30th of August is being observed as International Day of the Victims of Enforced Disappearances. According to the statistics of various national human rights organizations and international human rights watchdogs, in last 14 years since the incumbent government came to the power in 2009, the plain-cloth-dressed people, claiming themselves as law enforcers have abducted some 645 people including the opposition leaders and activists and people of other professions. According to the statistics of the Asian Human Rights Commission (AHRC), still 153 are missing who have been abducted in various period of last 13 years. As per this Hong Kong based organization, from 2009 to 2022, 623 people have become the victims of enforced disappearance. Only 84 dead bodies have been recovered so far. Of them, 383 have come back alive or have been shown arrested. We have no information about 3 victims. I am expressing deep concern about the victims of enforced disappearance and extending my sympathies to these families.

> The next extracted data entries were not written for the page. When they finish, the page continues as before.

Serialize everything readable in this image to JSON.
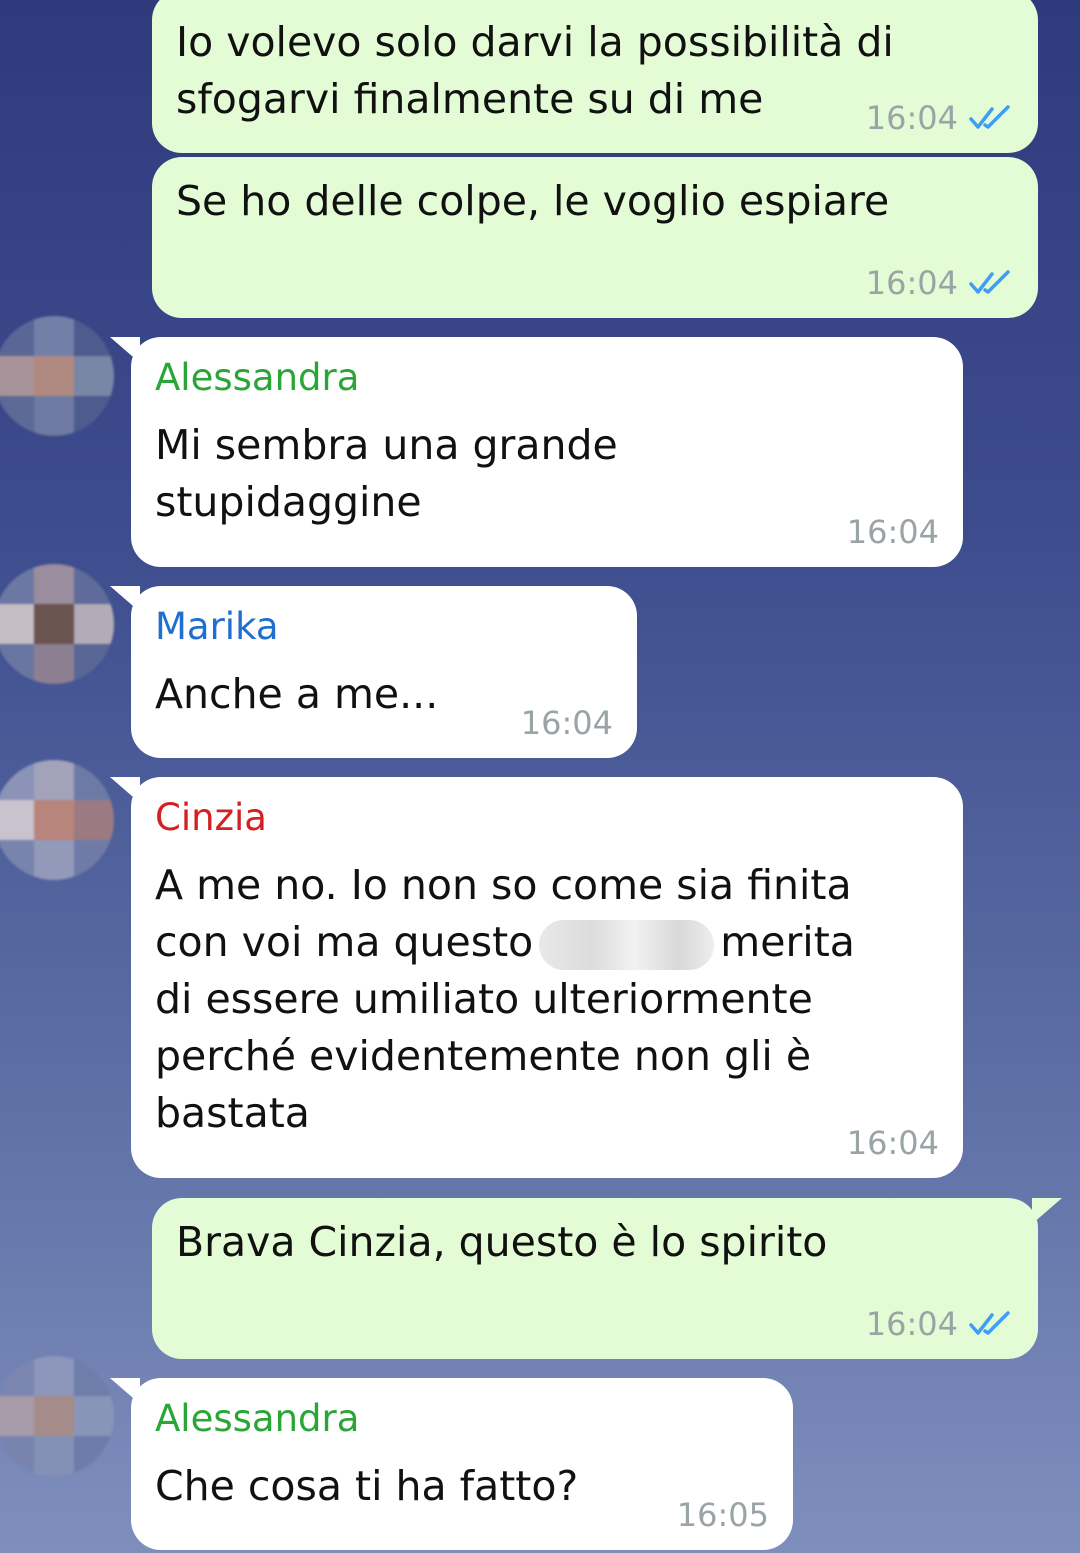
{
  "messages": [
    {
      "text": "Io volevo solo darvi la possibilità di\nsfogarvi finalmente su di me",
      "time": "16:04"
    },
    {
      "text": "Se ho delle colpe, le voglio espiare",
      "time": "16:04"
    },
    {
      "sender": "Alessandra",
      "text": "Mi sembra una grande\nstupidaggine",
      "time": "16:04"
    },
    {
      "sender": "Marika",
      "text": "Anche a me...",
      "time": "16:04"
    },
    {
      "sender": "Cinzia",
      "text_a": "A me no. Io non so come sia finita\ncon voi ma questo",
      "text_b": "merita\ndi essere umiliato ulteriormente\nperché evidentemente non gli è\nbastata",
      "time": "16:04"
    },
    {
      "text": "Brava Cinzia, questo è lo spirito",
      "time": "16:04"
    },
    {
      "sender": "Alessandra",
      "text": "Che cosa ti ha fatto?",
      "time": "16:05"
    }
  ],
  "colors": {
    "outgoing_bubble": "#e4fcd6",
    "incoming_bubble": "#ffffff",
    "sender_alessandra": "#2aa637",
    "sender_marika": "#1f6fd0",
    "sender_cinzia": "#d42020",
    "read_ticks": "#3e9ef5"
  },
  "icons": {
    "read_receipt": "double-check-icon",
    "avatar": "pixelated-avatar"
  }
}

The foreign nationals also have interested about these victims. US ambassador to Bangladesh Peter D. Haas visited the houses of the victims and talked to their families. Many people have come under attack while collecting information in this regard. UN High Commissioner on Human Rights Michelle Bachelet had visited Bangladesh in August of 2022. UN working group on human rights council also handed over a list of 76 victims of enforced disappearance to the government of Bangladesh.

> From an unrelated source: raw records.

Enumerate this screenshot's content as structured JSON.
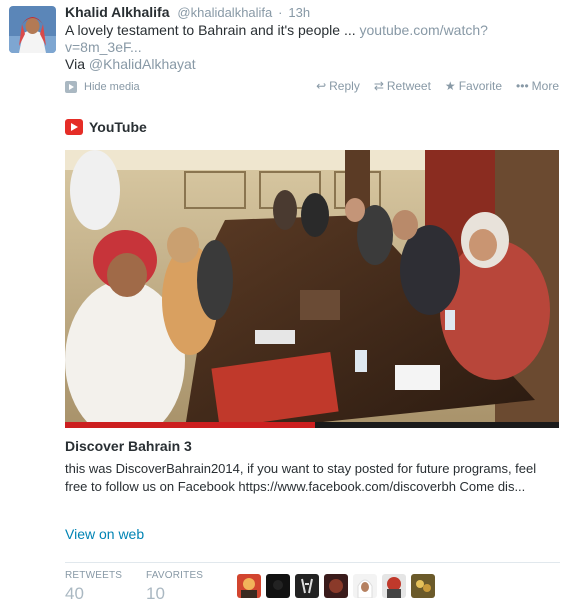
{
  "tweet": {
    "author_name": "Khalid Alkhalifa",
    "author_handle": "@khalidalkhalifa",
    "separator": "·",
    "time": "13h",
    "text": "A lovely testament to Bahrain and it's people ... ",
    "link_text": "youtube.com/watch?v=8m_3eF...",
    "via_prefix": "Via ",
    "via_handle": "@KhalidAlkhayat",
    "hide_media": "Hide media"
  },
  "actions": [
    {
      "label": "Reply",
      "icon": "reply-icon",
      "glyph": "↩"
    },
    {
      "label": "Retweet",
      "icon": "retweet-icon",
      "glyph": "⇄"
    },
    {
      "label": "Favorite",
      "icon": "star-icon",
      "glyph": "★"
    },
    {
      "label": "More",
      "icon": "more-icon",
      "glyph": "•••"
    }
  ],
  "card": {
    "source": "YouTube",
    "title": "Discover Bahrain 3",
    "description": "this was DiscoverBahrain2014, if you want to stay posted for future programs, feel free to follow us on Facebook https://www.facebook.com/discoverbh Come dis...",
    "view_link": "View on web"
  },
  "stats": {
    "retweets_label": "RETWEETS",
    "retweets_value": "40",
    "favorites_label": "FAVORITES",
    "favorites_value": "10"
  },
  "colors": {
    "muted": "#8899a6",
    "link": "#0084b4",
    "youtube_red": "#e52d27",
    "text": "#292f33"
  }
}
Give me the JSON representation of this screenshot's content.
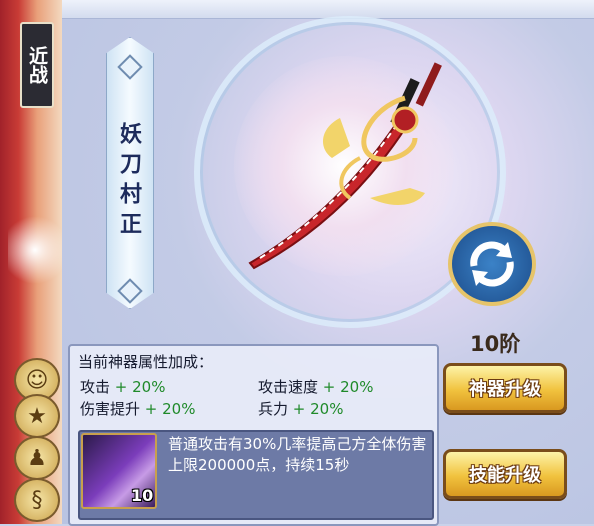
{
  "side_tab": {
    "label": "近战"
  },
  "weapon": {
    "name": "妖刀村正"
  },
  "stage_label": "10阶",
  "buttons": {
    "upgrade_weapon": "神器升级",
    "upgrade_skill": "技能升级"
  },
  "attributes": {
    "title": "当前神器属性加成：",
    "items": [
      {
        "name": "攻击",
        "bonus": "+ 20%"
      },
      {
        "name": "攻击速度",
        "bonus": "+ 20%"
      },
      {
        "name": "伤害提升",
        "bonus": "+ 20%"
      },
      {
        "name": "兵力",
        "bonus": "+ 20%"
      }
    ]
  },
  "skill": {
    "level": "10",
    "description": "普通攻击有30%几率提高己方全体伤害上限200000点，持续15秒"
  },
  "colors": {
    "accent": "#f1c23e",
    "bonus_green": "#1f8a2a",
    "panel_border": "#8a97bd"
  },
  "icons": {
    "refresh": "refresh-icon",
    "skill": "skill-icon"
  }
}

Whoever have become disappeared so far, among them there are Jamaat’s former Ameer Professor Ghulam Azam’s son, former Brigadier General (Rtd.) Abdullahil Aman Azmi, Jamaat’s former executive committee member and Supreme court lawyer Barrister Mir Ahmad Bin Quasem Arman, Hafez Zakir Hossain, Islami University student and Islami Chhatrashibir leader Al Muqaddas and Mohammad Wali Ullah, BNP leader Elias Ali and former commissioner Chowdhury Alam and others.
The victim families are passing days amid tension and worries. Their parents and wives have become sick. The families appealed to the government seeking the whereabouts of the missing people by holding repeated press conference but they did not get any results. The law enforcers failed to play a due role about the abducted victims. The rights of the people in Bangladesh have been disappeared.
There are no human rights in the country now. Rights to live, freedom of expression, democratic rights, and voting rights have been taken away. The incumbent authoritarian government also seized all basic rights of the people including the rights to have food, clothes and treatment. Such a misrule cannot continue for long. I am urging the countrymen to raise voices against the government’s torture and fascist activities including its abduction, enforced disappearance, murder, torture and repressions.